Клара тут же отвела взгляд, и Маргарита поняла: сейчас подруга соврет.
– Кто тебе сказал, что я ненавижу Дере? – Она тут же отметила: Дере! Значит, дело серьезно! – Он просто тебя недостоин, и я это вижу. Не красавец, да и зануда редкостный.
– Значит, мы друг друга стоим. – Маргарита невольно улыбнулась.
– Ничего подобного! Он тебя законсервировал. Подавил твои желания. И ты всю свою чувственность расходуешь, создавая скульптуры. Кстати, я хотела попросить у тебя копию Лимбо.
– Что?
– Прелесть что за девушка! Она непременно должна стоять в моей спальне. А тебе не кажется, что Лимбо похожа на меня?
Маргарита с сомнением посмотрела на Клару. Та была яркой блондинкой. Дере мстительно добавлял: «крашеной блондинкой». Но кожа у Клары была светлая, холодного тона, характерного как раз для блондинок, хотя глаза карие, а брови темные. По мнению скульптора Маргариты Мун, Клара была очень интересной женщиной, но ваять с нее негритянку Лимбо…
– Мне с трудом удалось справиться с собой, и новая Лимбо гораздо хуже той, которую убили… – туманно ответила – она.
– Чушь! Она хороша! Все мои знакомые в восторге! Вообще, милая, тебя недооценивали. Твой успех вполне заслужен. И теперь, когда у тебя есть деньги, ты должна расслабиться. Пора положить конец этой бешеной гонке. Теперь все, что выйдет из-под твоих рук, пойдет на «ура» и за хорошие деньги. Ты не должна стесняться. Трать их!
– Я ничего не хочу.
– Посмотри на улицу. Весна, Дуня! Мужики словно с ума посходили! Солнышко наконец пригрело. Снег растаял. Очнись! Тебе сорок лет! Так и жизнь пройдет.
– И что ты предлагаешь? – вяло спросила она и взяла с подноса кусочек ролла. Обмакнула в соевый соус, положила в рот, но вкуса не почувствовала. Весенний авитаминоз, что ли? Или депрессия?
– Я предлагаю обратить внимание и на других мужчин.
– Клара, меня это не интересует.
Подруга лукаво улыбнулась и напомнила:
– А как мы с тобой в институте, в нашей маленькой комнатке, в приятной компании…
– Клара! Я ведь тогда была не замужем!
– Ты и сейчас свободна.
– Формально мы с Аликом не в разводе.
– А фактически?

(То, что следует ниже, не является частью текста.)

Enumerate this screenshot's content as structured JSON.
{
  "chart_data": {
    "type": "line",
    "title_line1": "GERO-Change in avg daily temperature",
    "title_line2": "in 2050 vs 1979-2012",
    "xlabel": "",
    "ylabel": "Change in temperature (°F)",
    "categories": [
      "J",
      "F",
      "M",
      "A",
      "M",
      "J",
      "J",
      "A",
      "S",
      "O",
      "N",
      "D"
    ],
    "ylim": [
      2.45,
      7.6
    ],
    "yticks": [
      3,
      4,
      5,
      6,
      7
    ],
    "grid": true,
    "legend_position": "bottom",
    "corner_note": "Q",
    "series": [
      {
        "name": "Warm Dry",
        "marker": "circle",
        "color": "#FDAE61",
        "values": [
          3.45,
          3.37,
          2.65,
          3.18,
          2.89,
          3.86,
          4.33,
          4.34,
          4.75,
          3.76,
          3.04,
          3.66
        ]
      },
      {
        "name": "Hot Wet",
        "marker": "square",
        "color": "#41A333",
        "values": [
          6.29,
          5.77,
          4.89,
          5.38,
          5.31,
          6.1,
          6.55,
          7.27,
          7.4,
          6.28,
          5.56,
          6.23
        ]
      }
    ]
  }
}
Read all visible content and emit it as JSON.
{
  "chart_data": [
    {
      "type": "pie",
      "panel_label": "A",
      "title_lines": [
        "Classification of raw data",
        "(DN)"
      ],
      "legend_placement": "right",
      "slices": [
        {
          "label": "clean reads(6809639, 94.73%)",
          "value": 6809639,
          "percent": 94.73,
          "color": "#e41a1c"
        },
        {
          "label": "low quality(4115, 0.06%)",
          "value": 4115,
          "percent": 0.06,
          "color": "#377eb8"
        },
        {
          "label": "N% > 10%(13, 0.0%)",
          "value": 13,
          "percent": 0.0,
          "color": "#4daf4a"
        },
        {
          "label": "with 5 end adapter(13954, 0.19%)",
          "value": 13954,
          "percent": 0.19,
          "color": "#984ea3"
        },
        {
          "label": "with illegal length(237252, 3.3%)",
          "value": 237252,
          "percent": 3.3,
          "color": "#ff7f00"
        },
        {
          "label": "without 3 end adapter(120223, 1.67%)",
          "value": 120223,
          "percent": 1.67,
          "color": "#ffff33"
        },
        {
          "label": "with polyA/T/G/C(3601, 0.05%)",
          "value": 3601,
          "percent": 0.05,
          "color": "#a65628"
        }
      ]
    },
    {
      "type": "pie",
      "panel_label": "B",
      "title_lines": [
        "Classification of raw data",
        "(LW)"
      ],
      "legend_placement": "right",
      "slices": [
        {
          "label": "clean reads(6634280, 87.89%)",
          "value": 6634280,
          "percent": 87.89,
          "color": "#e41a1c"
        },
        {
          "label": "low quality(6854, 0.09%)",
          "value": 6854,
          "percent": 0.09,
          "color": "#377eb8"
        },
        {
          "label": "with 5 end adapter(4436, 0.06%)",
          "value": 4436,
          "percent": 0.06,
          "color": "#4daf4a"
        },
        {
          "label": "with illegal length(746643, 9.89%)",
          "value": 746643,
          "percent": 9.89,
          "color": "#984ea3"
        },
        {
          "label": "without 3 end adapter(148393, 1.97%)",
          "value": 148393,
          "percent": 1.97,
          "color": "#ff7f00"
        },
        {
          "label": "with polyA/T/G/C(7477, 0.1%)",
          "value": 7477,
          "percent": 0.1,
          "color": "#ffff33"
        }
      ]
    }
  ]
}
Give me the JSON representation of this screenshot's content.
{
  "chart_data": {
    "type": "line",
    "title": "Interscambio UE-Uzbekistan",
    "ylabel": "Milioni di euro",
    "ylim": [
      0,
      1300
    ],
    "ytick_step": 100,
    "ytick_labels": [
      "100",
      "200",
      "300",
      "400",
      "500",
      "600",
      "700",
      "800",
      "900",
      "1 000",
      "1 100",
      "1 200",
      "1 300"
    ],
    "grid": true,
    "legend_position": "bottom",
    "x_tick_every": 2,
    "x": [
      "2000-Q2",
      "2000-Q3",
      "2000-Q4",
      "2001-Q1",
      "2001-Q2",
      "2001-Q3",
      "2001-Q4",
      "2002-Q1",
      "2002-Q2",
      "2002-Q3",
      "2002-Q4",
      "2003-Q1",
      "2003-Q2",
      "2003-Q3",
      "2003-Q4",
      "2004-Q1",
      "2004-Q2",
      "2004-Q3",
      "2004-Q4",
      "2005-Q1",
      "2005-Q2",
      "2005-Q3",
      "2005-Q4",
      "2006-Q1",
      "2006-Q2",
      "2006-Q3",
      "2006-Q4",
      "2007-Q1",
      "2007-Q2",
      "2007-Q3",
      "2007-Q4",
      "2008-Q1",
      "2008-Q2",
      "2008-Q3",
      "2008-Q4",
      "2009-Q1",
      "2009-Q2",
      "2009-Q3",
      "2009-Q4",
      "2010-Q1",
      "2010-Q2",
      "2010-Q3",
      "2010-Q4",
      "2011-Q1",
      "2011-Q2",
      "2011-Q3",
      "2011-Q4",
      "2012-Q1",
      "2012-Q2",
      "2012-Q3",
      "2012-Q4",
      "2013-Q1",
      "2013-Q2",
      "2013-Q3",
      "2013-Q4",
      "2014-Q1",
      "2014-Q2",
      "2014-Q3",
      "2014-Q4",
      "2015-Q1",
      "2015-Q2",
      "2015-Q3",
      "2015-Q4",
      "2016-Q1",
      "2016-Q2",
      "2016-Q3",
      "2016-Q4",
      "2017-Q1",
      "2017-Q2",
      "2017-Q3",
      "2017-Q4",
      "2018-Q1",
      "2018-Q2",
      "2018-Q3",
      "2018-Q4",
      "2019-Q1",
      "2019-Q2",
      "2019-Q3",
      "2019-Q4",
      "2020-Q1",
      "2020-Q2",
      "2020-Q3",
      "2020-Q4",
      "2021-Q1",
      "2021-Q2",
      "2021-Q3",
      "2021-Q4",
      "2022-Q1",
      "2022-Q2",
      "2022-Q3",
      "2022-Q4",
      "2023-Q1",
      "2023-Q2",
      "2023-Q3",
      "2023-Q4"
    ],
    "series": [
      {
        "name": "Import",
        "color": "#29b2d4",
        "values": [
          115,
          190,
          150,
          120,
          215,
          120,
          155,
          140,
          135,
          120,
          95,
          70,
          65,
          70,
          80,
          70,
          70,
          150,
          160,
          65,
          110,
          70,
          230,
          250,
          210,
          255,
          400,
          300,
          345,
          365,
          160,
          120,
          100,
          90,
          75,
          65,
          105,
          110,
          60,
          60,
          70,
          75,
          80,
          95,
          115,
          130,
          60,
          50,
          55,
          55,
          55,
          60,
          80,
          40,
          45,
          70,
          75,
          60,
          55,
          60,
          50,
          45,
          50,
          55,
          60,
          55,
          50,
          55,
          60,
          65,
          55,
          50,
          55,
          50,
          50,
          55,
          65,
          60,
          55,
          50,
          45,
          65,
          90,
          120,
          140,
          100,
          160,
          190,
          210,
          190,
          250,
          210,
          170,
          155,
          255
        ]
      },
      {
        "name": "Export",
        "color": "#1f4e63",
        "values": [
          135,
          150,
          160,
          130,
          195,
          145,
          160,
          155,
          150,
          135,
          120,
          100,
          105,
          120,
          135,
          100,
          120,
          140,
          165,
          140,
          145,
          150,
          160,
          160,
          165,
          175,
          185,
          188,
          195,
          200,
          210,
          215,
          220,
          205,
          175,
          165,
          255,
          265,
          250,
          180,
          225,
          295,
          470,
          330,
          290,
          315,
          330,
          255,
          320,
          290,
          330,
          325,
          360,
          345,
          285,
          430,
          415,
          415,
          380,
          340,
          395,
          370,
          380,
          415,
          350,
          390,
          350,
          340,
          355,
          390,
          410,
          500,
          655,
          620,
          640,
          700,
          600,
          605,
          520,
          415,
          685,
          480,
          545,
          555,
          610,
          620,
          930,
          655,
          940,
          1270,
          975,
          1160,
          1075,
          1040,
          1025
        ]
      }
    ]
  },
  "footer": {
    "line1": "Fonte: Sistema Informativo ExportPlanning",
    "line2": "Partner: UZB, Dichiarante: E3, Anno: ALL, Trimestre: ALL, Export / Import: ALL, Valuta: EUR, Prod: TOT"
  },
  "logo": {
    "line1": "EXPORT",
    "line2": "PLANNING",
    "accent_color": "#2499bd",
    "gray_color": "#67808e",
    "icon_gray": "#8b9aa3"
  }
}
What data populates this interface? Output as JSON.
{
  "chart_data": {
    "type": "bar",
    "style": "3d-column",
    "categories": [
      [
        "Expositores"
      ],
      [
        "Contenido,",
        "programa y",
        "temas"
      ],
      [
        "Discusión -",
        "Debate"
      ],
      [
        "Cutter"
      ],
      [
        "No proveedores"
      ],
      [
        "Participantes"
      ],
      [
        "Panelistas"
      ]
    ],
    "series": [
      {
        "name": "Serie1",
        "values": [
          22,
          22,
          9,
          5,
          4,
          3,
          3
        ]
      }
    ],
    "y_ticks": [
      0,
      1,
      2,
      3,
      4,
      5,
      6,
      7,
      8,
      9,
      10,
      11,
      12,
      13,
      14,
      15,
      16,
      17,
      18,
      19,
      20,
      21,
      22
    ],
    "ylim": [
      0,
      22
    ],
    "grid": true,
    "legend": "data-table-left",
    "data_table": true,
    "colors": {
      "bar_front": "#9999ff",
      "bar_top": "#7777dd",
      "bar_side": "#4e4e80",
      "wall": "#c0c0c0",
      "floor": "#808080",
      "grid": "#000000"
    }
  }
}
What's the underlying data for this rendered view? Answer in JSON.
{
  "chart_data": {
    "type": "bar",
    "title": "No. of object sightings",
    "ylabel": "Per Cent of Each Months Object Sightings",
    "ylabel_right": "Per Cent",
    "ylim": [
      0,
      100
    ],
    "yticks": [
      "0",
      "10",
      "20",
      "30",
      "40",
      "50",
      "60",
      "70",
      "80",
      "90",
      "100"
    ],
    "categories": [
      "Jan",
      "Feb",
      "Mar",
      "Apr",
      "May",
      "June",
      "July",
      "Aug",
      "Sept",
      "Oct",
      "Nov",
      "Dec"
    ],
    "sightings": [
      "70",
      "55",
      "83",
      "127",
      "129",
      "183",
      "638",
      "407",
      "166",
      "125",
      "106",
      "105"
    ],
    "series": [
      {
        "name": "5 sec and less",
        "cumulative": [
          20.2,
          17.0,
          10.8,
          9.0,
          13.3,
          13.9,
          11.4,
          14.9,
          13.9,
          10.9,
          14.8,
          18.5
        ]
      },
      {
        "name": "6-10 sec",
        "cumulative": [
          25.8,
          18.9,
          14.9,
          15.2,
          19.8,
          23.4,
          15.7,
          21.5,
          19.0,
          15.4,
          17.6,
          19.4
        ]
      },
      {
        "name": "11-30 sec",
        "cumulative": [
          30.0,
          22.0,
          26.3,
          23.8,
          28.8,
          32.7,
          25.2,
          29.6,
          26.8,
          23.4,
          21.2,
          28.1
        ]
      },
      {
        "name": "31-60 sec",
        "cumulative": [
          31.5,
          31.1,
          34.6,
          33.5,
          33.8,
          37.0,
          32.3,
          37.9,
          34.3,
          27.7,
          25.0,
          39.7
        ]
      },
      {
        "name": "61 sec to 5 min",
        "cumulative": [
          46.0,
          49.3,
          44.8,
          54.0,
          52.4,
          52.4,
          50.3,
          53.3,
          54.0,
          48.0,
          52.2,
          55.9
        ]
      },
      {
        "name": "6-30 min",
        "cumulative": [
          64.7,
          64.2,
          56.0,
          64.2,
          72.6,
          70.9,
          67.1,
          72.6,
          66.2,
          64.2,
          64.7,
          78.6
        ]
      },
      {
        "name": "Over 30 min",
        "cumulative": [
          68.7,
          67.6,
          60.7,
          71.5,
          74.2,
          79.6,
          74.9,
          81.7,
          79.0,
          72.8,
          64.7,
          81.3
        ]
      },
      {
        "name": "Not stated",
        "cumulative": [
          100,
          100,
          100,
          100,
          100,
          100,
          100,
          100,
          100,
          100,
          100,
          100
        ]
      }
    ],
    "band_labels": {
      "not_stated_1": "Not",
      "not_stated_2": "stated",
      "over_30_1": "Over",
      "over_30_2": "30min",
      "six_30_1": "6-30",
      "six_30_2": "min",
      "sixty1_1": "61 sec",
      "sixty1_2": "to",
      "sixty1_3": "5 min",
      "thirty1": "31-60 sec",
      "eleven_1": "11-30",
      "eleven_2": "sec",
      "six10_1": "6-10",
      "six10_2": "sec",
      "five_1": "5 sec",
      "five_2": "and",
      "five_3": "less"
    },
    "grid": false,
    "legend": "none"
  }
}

Вы спите вместе?
– Нет. Давно уже нет. Я его как женщина не интересую.
– И какой смысл хранить верность?
– Как ты себе это представляешь? – сердито спросила Маргарита. – Меня же вся Москва знает! Пойдут сплетни.
– Не обязательно в Москве. Ты можешь поехать в секс-тур.
– Куда?!
– О Господи! В Турцию! В Египет! Есть туры для состоятельных дам. Чтобы не бегать за аниматорами, на каждого из которых очередь, а иметь персонального мальчика-пажа.
– Откуда ты знаешь?
– Я этим пользовалась.
Она посмотрела на Клару и подумала: «А Дере не так уж и не прав». Клара и не скрывала, что не хранит верность супругу, просто Маргарита не затрагивала эту тему. У подруги есть личная жизнь. Не хочет делиться подробностями – и не надо. И вот захотела!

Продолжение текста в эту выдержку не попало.